Solo nel 2023 abbiamo supportato 291 progetti in Italia e nel mondo, contribuito a rispondere a 131 emergenze umanitarie e a sostenere 47,4 milioni di bambini nel mondo, di cui oltre 130 mila bambini e adolescenti in Italia. Lo abbiamo fatto da soli? Assolutamente no. Siamo stati sostenuti dai nostri donatori, volontari, partner. Singole persone, aziende ed istituzioni che ci hanno permesso di raccogliere 161,6 milioni di euro e ci hanno dato la responsabilità più grande: investirli nell’infanzia per migliorare concretamente la condizione dei bambini. Ci hanno chiesto di usarli al meglio e di far vedere dove e come vengono spesi: l’81,1% dei fondi è stato destinato ad interventi sul campo, perché, se non possiamo cambiare la storia di tutti, noi cambiamo la storia di molti. E accanto agli interventi più concreti non abbiamo mai smesso di chiedere a gran voce, a tutti i livelli, che i diritti dei bambini vengano garantiti.

La nostra azione di denuncia e di advocacy è continuata sia a livello nazionale che internazionale e anche le attività e le campagne di sensibilizzazione verso l’opinione pubblica sono state costruite per non rimanere indifferenti di fronte alle continue violazioni dei diritti dei bambini.

Eglantyne Jebb, la nostra fondatrice, diceva che esiste un unico linguaggio universale, il pianto di un bambino.

Nel 2023, nei dieci Paesi del mondo che affrontano le peggiori crisi alimentari, il numero dei bambini precipitati nel baratro della fame ha registrato un aumento del 32% rispetto al 2022. Sempre nello stesso anno, ogni giorno circa 29 mila bambini sono stati costretti a lasciare le proprie case nei 10 scenari delle più gravi crisi mondiali, per un totale di oltre 10,5 milioni, portando così il numero globale dei bambini sfollati a 50 milioni. Sono proprio i conflitti che affliggono la vita di 1 bambino su 6 al mondo.

Se tutto questo è ciò che accade nel mondo oggi, in Italia, più di un milione di minorenni vivono in condizioni di povertà assoluta, non disponendo dei beni e servizi per una vita dignitosa, mentre la percentuale di dispersione scolastica si attesta all’11,5%, con gravi disuguaglianze territoriali.

Noi non siamo indifferenti al loro pianto. Ma soprattutto siamo contagiati dai loro talenti, dalla loro energia, dalla loro partecipazione. Perché i bambini e le bambine sono protagonisti del loro stesso cambiamento, se viene data loro l’opportunità.

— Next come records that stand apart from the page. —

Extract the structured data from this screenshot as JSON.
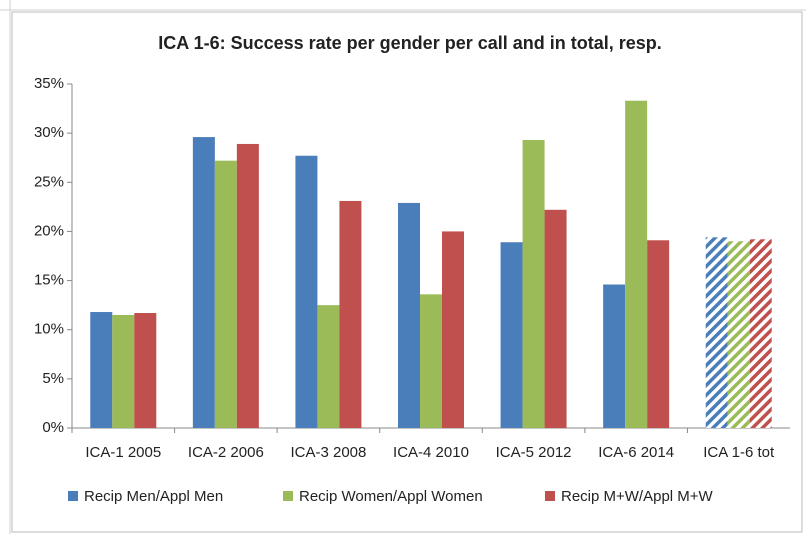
{
  "chart_data": {
    "type": "bar",
    "title": "ICA 1-6:  Success rate per gender per call and in total, resp.",
    "categories": [
      "ICA-1 2005",
      "ICA-2 2006",
      "ICA-3 2008",
      "ICA-4 2010",
      "ICA-5 2012",
      "ICA-6 2014",
      "ICA 1-6 tot"
    ],
    "series": [
      {
        "name": "Recip Men/Appl Men",
        "color": "#4a7ebb",
        "values": [
          11.8,
          29.6,
          27.7,
          22.9,
          18.9,
          14.6,
          19.4
        ]
      },
      {
        "name": "Recip Women/Appl Women",
        "color": "#9bbb59",
        "values": [
          11.5,
          27.2,
          12.5,
          13.6,
          29.3,
          33.3,
          19.0
        ]
      },
      {
        "name": "Recip M+W/Appl M+W",
        "color": "#c0504d",
        "values": [
          11.7,
          28.9,
          23.1,
          20.0,
          22.2,
          19.1,
          19.2
        ]
      }
    ],
    "ylim": [
      0,
      35
    ],
    "yticks": [
      {
        "value": 0,
        "label": "0%"
      },
      {
        "value": 5,
        "label": "5%"
      },
      {
        "value": 10,
        "label": "10%"
      },
      {
        "value": 15,
        "label": "15%"
      },
      {
        "value": 20,
        "label": "20%"
      },
      {
        "value": 25,
        "label": "25%"
      },
      {
        "value": 30,
        "label": "30%"
      },
      {
        "value": 35,
        "label": "35%"
      }
    ],
    "grid": false,
    "hatched_category_index": 6,
    "legend": "bottom"
  }
}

Le sfide sono tante e complesse, ma questo ci porta a dire solo una cosa: faremo di più e meglio. Ingaggiando sostenitori e partner in una crescita sostenibile. Lavorando a fianco delle istituzioni e delle aziende per portare su scala le soluzioni innovative. Sostenendo i territori e gli ecosistemi locali che sono una forza propulsiva di cambiamento. Affiancando i minori più vulnerabili nel reclamare il loro diritto ad un presente e futuro pieno di possibilità. E continueremo a fare nostre le parole del Presidente Mattarella “Non dobbiamo farci vincere dalla rassegnazione. O dall’indifferenza. Non dobbiamo chiuderci in noi stessi per timore che le impetuose novità che abbiamo davanti portino soltanto pericoli. Partecipare significa farsi carico della propria comunità. Ciascuno per la sua parte. Ci dicono che uniti, siamo forti.”

Le sfide che abbiamo di fronte sono sempre più grandi e difficili e in quelle sfide ci sono loro, Kahled e Maria. La loro vita non è immaginaria, loro sono reali. E noi non possiamo rimanere a guardarli. Nessuno può restare a guardare. Uniti, siamo forti.